The gemstone on which stones to showcase to win Christmas spend.
In his second market report for Professional Jeweller, gemstone expert and E.W. Adams managing director Ed Adams explains why a sprinkling of unusual coloured gemstones and jewellery tailored to the higher end of the market could help to win customer’s hearts – and cash – this Christmas.
As the summer drew to its rather rapid end and we all lost our hard-earned tans in a week, it was suddenly time to face the music and make plans for Christmas.
It comes every year and most of us have worked through more of them than we’d care to mention; yet it does not seem to get any easier to predict the buying trends.

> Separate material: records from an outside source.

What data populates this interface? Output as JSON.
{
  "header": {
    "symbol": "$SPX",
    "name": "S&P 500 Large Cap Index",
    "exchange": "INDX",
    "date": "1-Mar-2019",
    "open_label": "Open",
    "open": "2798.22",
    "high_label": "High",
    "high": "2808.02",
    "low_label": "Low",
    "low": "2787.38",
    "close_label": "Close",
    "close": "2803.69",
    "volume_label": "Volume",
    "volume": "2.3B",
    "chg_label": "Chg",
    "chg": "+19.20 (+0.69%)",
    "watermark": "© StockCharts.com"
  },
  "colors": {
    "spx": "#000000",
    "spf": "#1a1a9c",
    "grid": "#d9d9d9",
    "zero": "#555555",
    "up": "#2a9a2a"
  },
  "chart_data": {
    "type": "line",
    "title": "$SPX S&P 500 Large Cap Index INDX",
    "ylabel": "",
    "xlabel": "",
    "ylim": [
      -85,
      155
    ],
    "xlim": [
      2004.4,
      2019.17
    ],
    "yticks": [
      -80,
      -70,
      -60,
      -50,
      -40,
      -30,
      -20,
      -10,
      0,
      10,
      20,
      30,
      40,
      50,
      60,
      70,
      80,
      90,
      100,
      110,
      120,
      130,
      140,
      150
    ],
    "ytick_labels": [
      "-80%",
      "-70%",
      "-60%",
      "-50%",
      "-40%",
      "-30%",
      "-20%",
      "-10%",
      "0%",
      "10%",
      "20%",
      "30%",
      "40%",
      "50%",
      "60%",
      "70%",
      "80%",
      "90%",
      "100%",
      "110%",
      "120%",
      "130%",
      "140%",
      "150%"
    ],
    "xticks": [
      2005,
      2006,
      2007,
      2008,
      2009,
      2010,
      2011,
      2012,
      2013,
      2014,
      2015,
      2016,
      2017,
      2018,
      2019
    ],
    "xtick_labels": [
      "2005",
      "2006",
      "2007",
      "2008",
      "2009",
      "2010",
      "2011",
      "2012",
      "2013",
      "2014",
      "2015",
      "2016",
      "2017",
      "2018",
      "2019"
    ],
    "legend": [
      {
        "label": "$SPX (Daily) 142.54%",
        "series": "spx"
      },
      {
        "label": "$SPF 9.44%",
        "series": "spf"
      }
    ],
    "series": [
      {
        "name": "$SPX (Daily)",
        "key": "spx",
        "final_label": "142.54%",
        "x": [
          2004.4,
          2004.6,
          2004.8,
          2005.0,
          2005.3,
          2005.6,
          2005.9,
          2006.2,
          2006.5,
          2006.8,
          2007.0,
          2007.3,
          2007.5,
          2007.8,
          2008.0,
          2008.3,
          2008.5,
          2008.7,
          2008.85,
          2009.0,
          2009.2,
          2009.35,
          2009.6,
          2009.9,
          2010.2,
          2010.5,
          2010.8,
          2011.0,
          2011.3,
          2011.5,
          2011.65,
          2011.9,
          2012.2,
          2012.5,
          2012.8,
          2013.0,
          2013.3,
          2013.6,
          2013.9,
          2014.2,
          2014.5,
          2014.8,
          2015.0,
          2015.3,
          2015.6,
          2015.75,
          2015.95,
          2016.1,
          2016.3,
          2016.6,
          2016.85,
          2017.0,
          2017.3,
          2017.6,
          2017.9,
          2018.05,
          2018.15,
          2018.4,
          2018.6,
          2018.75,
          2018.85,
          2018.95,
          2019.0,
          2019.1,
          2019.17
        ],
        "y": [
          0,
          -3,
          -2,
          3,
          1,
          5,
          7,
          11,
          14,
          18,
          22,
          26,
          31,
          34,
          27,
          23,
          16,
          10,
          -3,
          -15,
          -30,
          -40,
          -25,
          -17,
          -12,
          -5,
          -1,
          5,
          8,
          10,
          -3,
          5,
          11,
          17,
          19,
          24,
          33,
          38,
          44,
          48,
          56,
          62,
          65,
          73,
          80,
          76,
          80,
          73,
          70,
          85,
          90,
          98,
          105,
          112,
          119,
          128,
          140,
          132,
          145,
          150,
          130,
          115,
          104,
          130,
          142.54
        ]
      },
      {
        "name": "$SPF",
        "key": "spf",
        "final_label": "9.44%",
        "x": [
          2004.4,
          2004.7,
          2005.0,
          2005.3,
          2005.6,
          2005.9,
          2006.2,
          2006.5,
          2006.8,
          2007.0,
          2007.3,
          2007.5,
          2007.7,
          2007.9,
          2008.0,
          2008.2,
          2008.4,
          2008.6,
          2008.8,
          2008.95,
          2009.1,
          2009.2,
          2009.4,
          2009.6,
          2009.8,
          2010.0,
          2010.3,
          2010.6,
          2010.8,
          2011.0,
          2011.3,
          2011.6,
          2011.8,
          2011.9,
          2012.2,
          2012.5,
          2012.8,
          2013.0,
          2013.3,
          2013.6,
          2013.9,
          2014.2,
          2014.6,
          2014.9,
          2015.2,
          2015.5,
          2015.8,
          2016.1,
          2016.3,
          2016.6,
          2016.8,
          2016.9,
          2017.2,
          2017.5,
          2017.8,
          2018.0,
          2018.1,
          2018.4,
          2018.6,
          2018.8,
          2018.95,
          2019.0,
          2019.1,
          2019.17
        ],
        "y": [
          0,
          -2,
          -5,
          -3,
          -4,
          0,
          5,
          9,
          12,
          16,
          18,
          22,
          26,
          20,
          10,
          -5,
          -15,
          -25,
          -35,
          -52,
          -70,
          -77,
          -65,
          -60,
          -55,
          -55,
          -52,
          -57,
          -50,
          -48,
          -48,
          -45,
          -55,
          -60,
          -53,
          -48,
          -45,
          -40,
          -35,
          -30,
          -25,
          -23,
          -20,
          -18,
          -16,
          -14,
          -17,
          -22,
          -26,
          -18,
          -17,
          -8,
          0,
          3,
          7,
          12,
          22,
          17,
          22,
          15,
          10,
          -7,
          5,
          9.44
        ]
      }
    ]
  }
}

The branded, lower end of the market usually has some pretty obvious winners and is generally more straightforward to call. But ask retailers about high-end fine jewellery sales and most will tell you the biggest trend from the last three years is that there is no trend. One slightly disgruntled buyer said to me: “They want anything I’ve not got in stock”.
This has been an unfortunate development; it seems that the already discerning consumer has become increasingly harder to please through these difficult times. You have her perfect sapphire ring in 18ct white gold, she only wears platinum; they love the nicest emerald you’ve seen in five years, but could you get a couple more just a tiny bit smaller. How often do you hear ‘We’ve decided we want the main diamond from this ring, with the shoulder stones from that ring, but set like the one in this picture – oh, and our big engagement party is this Saturday’ . These are testing times indeed.
But the combined efforts of retailer and supplier in successfully and speedily meeting these discerning needs will no doubt bring rewards. Bespoke jewellery sales are growing very quickly – our in-house CAD designer has never been busier – so this Christmas it seems more important than ever to have UK-based suppliers with the capabilities and fast turnaround to meet these demands.
It seems that the consumer is now looking for something that little bit different, even if it is an off-the-shelf purchase. Sales of less common gemstones are on the rise; Paraiba tourmaline, the neon blue-green gem from Brazil and Mozambique, always hooks customers with its rarity value. Equally rare Padparadscha sapphires are also likely to create great interest. Lightening Ridge Black opals seem to have a magnetic effect on jewellery lovers and chocolate brown diamonds will appeal to the customer seeking an engagement ring with that must-have point of difference.
These stones, set in non-standard settings with a little more design or some fine fancy shaped diamonds, will no doubt attract the right kind of buyers. They also allow the retailer a more generous margin while setting them apart from multiple or online jewellery retailers.
The bespoke theme continues, as Ascot fine jewellery retailer Tom French reports: “We are seeing more and more customers wanting to be involved in the design of a bespoke piece or buying one-off designs from our window.”
French has also noticed two more patterns. “As the economy improves we have seen a lot more interest in big solitaire diamonds, diamond line bracelets and necklets. We are also selling more coloured gems set in yellow gold.”
One more point to consider is higher-end sales. While the middle market remains a very difficult area, higher-end pieces are moving better than ever. Generally speaking, the wealthy have fared well through the recession and as the outlook improves they are increasingly happy to invest in more serious pieces. Given the very large price rises witnessed for diamonds in 2011, and now in fine coloured stones, fine jewellery is being viewed as a solid investment.
But this poses a big question for many retailers; they need to carry high-end pieces to lure these clients in, but which pieces? One retailer told me that they look for pieces that they love and see value in. “If we love them, then we feel our enthusiasm will rub off on our customers. [So] that’s what we think will sell well this Christmas.” Another has told me that they are selling large diamond pieces very well, but only if they offer exceptional value or are on the margin scheme. They have also been selling very fine sapphires, mostly unheated, and one or two lovely Colombian emeralds.
With emerald green being the Pantone Colour of the Year, and the wonderful advertising that Gemfields is doing, emeralds look like they will be even more popular this Christmas. Also, given the scarcity of fine emeralds, they fit well with the investment criteria, too.
The so-called Kate effect has helped blue sapphires sell well for a year or two now, and I believe this trend is set to continue. If you are reading this, William, I’ve got an amazing 5ct pear-shaped sapphire in stock that I’m sure Kate would love.
So, this Christmas, while you can guarantee all your customers will want watches, why not fill your windows with huge diamonds, sapphires and emeralds, and sprinkle a few rare gems around the edges. You might just pleasantly surprise them.